Since we are all advocates of the 80/20 principle, we figured we didn't need an extra 2,000 square feet for a machine preacher curl or cable pullover setup. Instead, we intelligently filled the space we had with a 3 squat racks, 2 bench racks, a competition squat/bench combo, a reverse hyper, a host of specialty bars, dumbbells, strongman equipment, and more. To put that in perspective, we are right next to a 24 Hour Fitness 'Super Sport' that is over 20,000 square feet and we have more bench and squat racks than they do. Actually, we have infinity percent more reverse hypers, specialty bars, and strongman equipment than they do. And 675lb bencher LeRoy Walker works out here. Just keeping it 100.
We struggled with the direction we wanted to take our gym amidst our great leap forward. We wanted to treat this as a business first, something that we could use to pay rent and fund our riverboat gambling trips. Thusly, we felt that we needed to appeal to as many different people as possible. Your typical casual-fine dining restaraunts offer pancakes, sushi, tacos, and pizza at all times of day. Walmart has hostess cakes next to the diabetes medication. It only stood to reason that we needed 5am booty bootcamps and a Crossfit corner to build membership and turn a profit. This was a hard pill to swallow since 2/3 of the owners are competitive lifters with a certain affinity for offensive music and bloody shins. And Jared.... well, Jared takes care of our old ladies.

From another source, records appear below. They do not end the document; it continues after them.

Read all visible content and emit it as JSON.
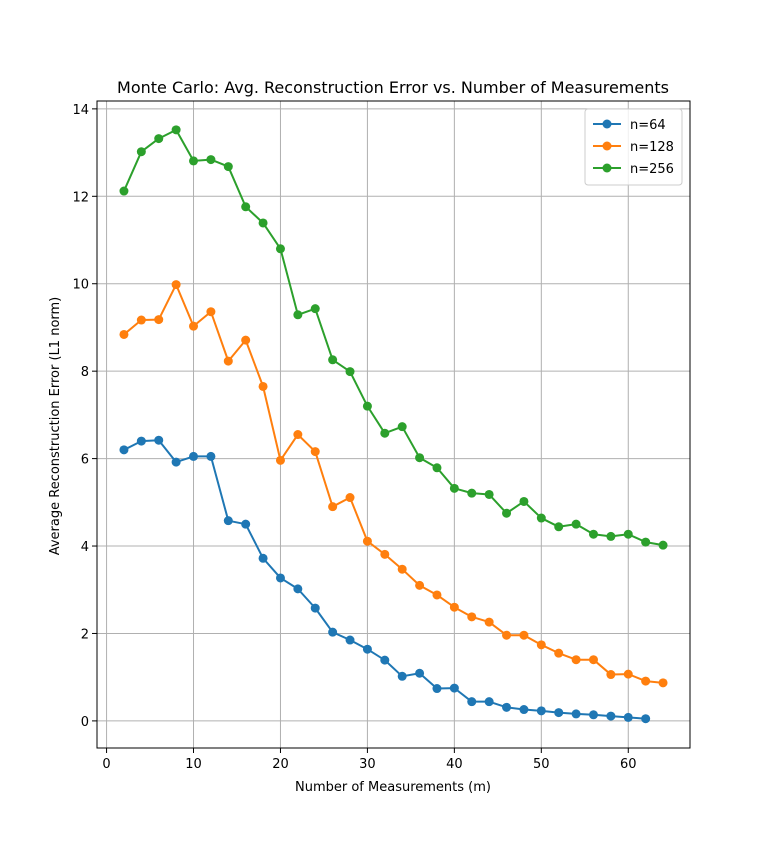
{
  "chart_data": {
    "type": "line",
    "title": "Monte Carlo: Avg. Reconstruction Error vs. Number of Measurements",
    "xlabel": "Number of Measurements (m)",
    "ylabel": "Average Reconstruction Error (L1 norm)",
    "xlim": [
      -1.1,
      67.1
    ],
    "ylim": [
      -0.62,
      14.18
    ],
    "xticks": [
      0,
      10,
      20,
      30,
      40,
      50,
      60
    ],
    "xtick_labels": [
      "0",
      "10",
      "20",
      "30",
      "40",
      "50",
      "60"
    ],
    "yticks": [
      0,
      2,
      4,
      6,
      8,
      10,
      12,
      14
    ],
    "ytick_labels": [
      "0",
      "2",
      "4",
      "6",
      "8",
      "10",
      "12",
      "14"
    ],
    "grid": true,
    "legend_position": "top-right",
    "series": [
      {
        "name": "n=64",
        "color": "#1f77b4",
        "marker": "circle",
        "x": [
          2,
          4,
          6,
          8,
          10,
          12,
          14,
          16,
          18,
          20,
          22,
          24,
          26,
          28,
          30,
          32,
          34,
          36,
          38,
          40,
          42,
          44,
          46,
          48,
          50,
          52,
          54,
          56,
          58,
          60,
          62
        ],
        "values": [
          6.2,
          6.4,
          6.42,
          5.92,
          6.05,
          6.05,
          4.58,
          4.5,
          3.72,
          3.27,
          3.02,
          2.58,
          2.03,
          1.85,
          1.64,
          1.39,
          1.02,
          1.09,
          0.74,
          0.75,
          0.44,
          0.44,
          0.31,
          0.26,
          0.23,
          0.19,
          0.16,
          0.14,
          0.11,
          0.08,
          0.05
        ]
      },
      {
        "name": "n=128",
        "color": "#ff7f0e",
        "marker": "circle",
        "x": [
          2,
          4,
          6,
          8,
          10,
          12,
          14,
          16,
          18,
          20,
          22,
          24,
          26,
          28,
          30,
          32,
          34,
          36,
          38,
          40,
          42,
          44,
          46,
          48,
          50,
          52,
          54,
          56,
          58,
          60,
          62,
          64
        ],
        "values": [
          8.84,
          9.17,
          9.18,
          9.98,
          9.03,
          9.36,
          8.23,
          8.71,
          7.65,
          5.96,
          6.55,
          6.16,
          4.9,
          5.11,
          4.11,
          3.81,
          3.47,
          3.1,
          2.88,
          2.6,
          2.38,
          2.26,
          1.96,
          1.96,
          1.74,
          1.55,
          1.4,
          1.4,
          1.06,
          1.07,
          0.91,
          0.87
        ]
      },
      {
        "name": "n=256",
        "color": "#2ca02c",
        "marker": "circle",
        "x": [
          2,
          4,
          6,
          8,
          10,
          12,
          14,
          16,
          18,
          20,
          22,
          24,
          26,
          28,
          30,
          32,
          34,
          36,
          38,
          40,
          42,
          44,
          46,
          48,
          50,
          52,
          54,
          56,
          58,
          60,
          62,
          64
        ],
        "values": [
          12.12,
          13.02,
          13.32,
          13.52,
          12.81,
          12.84,
          12.68,
          11.76,
          11.39,
          10.8,
          9.29,
          9.43,
          8.26,
          7.99,
          7.2,
          6.58,
          6.73,
          6.02,
          5.79,
          5.32,
          5.21,
          5.18,
          4.75,
          5.02,
          4.64,
          4.44,
          4.5,
          4.27,
          4.22,
          4.27,
          4.09,
          4.02
        ]
      }
    ]
  }
}
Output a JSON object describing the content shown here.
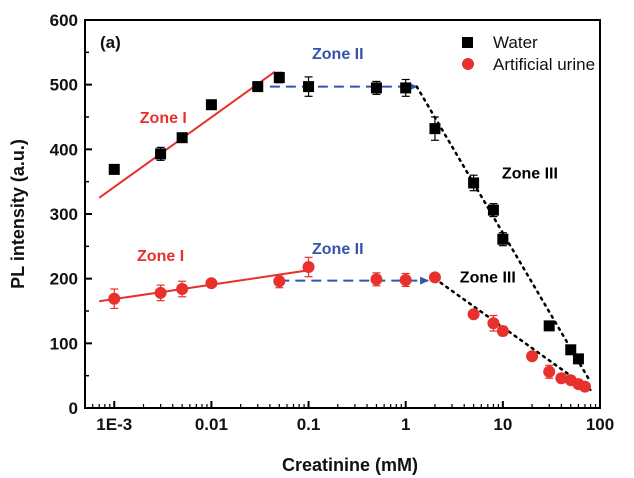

Immediately before our final move into the new facility, we attended a USPA powerlifting meet at Grinder Gym in San Diego which was officiated by Jim Kerns from Deadweight Strength. A gym(Jim) after our own heart, Deadweight is small and grimy and caters only to the dedicated lifter. Jim bent our ear for a minute about the struggles of running a small 'non-box' gym. Among the list of things they got right was the hard line in the sand they drew that excluded non-competitive trainees. According to Jim, non-competitive lifters are less likely to value the experience of coaches and the rarity of specialized equipment, meaning they are more likely to haggle on prices, disregard coaching, take up space, and most importantly, not see results. Because we are venturing into a super niched area, we must survive off of members who have a vested interest in keeping the gym afloat. Members who don't feed into that mission are dead weight that need to be cut out. Taking his advice to heart (to the chagrin of Evan, who had been telling me this for months), I joyfully plagiarized Jim Kerns' exact words and made 'Competitors Only' the official motto of IE Barbell.
We are growing and spreading our reach, but we aren't in the business of building and flipping commercial membership machines. Our growth will not result in some watered down version of the fundamentals that built us and we will not be a consumerist good that yields to the ignorant demands of the customer. Rather we are the service that tells the customer what they need and, more importantly, how to get it.
And don't be mistaken by our discriminatory headline: 'Competitors Only' is neither smug nor elitist. We all hold the belief that ALL trainees are competitors and should view themselves that way lest they be content to spend their time, money, and energy spinning their wheels in the mud. Competition is calling you out everywhere, on the world stage and in the mirror in front of you; so long as you are up to the challenge, you have a home here.